Review of Prof Bindu Puri’s “The Tagore–Gandhi Debate on Matters of Truth and Untruth”

Tagore and Gandhi corresponded with each other in the form of letters, newspaper articles and rejoinders that span a period of 26 years starting from 1915 till the end of Tagore’s life in 1941. This was historically significant in the backdrop of the tumultuous emergence of a nation called India.

Prof Kumkum Bhattacharya, Visva-Bharati University.
Prof Kumkum Bhattacharya, Visva-Bharati University.

From these correspondences, Puri, a philosopher, researches those that concern Tagore and Gandhi’s understanding and practice of truth (and untruth); issues that are of central concern to philosophers. Through this, Puri has made a novel attempt to go beyond the usual historic-political discourse of these two epochal personalities to enter the realm of philosophic insight and analysis helping us in understanding their individual ideas and principles while being allowed to appreciate the similarities and variations objectively; there is no space in the narrative for us to take sides.

Puri has also attempted to delineate, too finely in my opinion, the sources that underpinned Gandhi’s perceptions. Her treatment of Tagore’s ideas is superficial, though, if it was developed along the lines indicated, could have been a very fulfilling exercise into the intellect of this creative individual.

Sabyasachi Bhattacharya, a historian’s contribution to the critical discussion of the correspondence between Tagore and Gandhi, is the benchmark for many scholars. Puri uses this text copiously from the point of view of arranging the divisions in the historical timeline of the exchange that were clearly (in Bhattacharya’s view) triggered by the historical/political/social nature of event(s).

Bhattacharya suggests that if we seek to go beyond this plane into that of ideas then we should care to observe and appreciate the ‘family resemblance’ in their statements on truth and untruth so that we avoid the pitfalls of forced debate on the contrasts between the two. As Tagore and Gandhi’s correspondence is rather small, it needs to be balanced with the vast cornucopia of works and the varying impact they had on both intellectuals and lay readers.

The strength of this book lies in the portrayal of two highly reflective individuals with contrasting life styles, vocations, world views and ideas, engaging and participating in the concerns of their times and from that engagement developing a body of intellectually stimulating ideas that are central to philosophy and its discourse.

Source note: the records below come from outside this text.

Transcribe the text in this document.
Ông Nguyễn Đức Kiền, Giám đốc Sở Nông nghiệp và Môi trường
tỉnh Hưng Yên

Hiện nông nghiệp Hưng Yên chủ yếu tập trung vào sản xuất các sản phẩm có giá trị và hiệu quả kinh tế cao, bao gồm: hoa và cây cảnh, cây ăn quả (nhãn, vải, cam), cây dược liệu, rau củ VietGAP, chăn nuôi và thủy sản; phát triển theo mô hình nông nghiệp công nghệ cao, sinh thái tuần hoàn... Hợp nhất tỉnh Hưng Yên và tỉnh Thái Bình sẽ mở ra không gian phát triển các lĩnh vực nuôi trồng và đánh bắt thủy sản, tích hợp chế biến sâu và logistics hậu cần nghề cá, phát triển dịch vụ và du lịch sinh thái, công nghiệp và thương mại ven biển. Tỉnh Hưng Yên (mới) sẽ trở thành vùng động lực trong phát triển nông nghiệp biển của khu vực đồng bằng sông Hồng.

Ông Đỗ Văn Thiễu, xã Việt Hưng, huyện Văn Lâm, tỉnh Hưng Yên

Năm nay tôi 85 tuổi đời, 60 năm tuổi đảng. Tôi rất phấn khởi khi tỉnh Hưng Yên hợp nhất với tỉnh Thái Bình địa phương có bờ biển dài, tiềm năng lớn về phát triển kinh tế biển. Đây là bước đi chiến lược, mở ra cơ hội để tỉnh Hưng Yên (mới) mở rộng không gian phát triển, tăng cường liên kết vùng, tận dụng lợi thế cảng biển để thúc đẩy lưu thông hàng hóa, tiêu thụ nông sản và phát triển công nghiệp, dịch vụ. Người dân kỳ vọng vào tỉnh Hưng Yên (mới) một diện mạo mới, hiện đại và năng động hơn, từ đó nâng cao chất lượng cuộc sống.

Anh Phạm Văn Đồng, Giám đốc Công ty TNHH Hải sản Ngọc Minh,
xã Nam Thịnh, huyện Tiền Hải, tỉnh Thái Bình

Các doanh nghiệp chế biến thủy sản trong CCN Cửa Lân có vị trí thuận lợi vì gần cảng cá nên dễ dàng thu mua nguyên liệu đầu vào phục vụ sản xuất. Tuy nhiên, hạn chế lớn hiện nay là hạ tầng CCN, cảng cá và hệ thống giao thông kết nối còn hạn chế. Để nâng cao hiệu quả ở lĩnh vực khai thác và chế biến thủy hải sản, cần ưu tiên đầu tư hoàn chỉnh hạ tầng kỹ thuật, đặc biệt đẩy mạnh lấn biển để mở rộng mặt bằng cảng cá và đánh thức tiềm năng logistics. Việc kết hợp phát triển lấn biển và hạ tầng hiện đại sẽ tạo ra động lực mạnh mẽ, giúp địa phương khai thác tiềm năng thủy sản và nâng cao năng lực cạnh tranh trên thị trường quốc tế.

The Tagore–Gandhi Debate on Matters of Truth and Untruth

The book, at a subliminal level, communicates that neither Tagore nor Gandhi had any pretension for their thoughts and ideas transcending to a doctrine or credo or to be considered philosophers. The correspondence is dialogic in nature, standing testimony to their eagerness and willingness to sound out their ideas. Puri’s somewhat lengthy discussion of the influence of specific philosophical texts, more on Gandhi and fleetingly on Tagore, does not emerge as the cornerstone of the volume.

Puri’s position of Tagore being considered a philosopher and Gandhi growing into one over the years does have a certain appeal to our reason, though this position is somewhat restrictive and constricting. However, the volume, for the first time, brings to the scholarly table many aspects that have not hitherto been part of philosophical discourse. Tagore’s creative oeuvre is placed on the same platform with Gandhi’s political and other writings, as windows into their minds and sensibilities.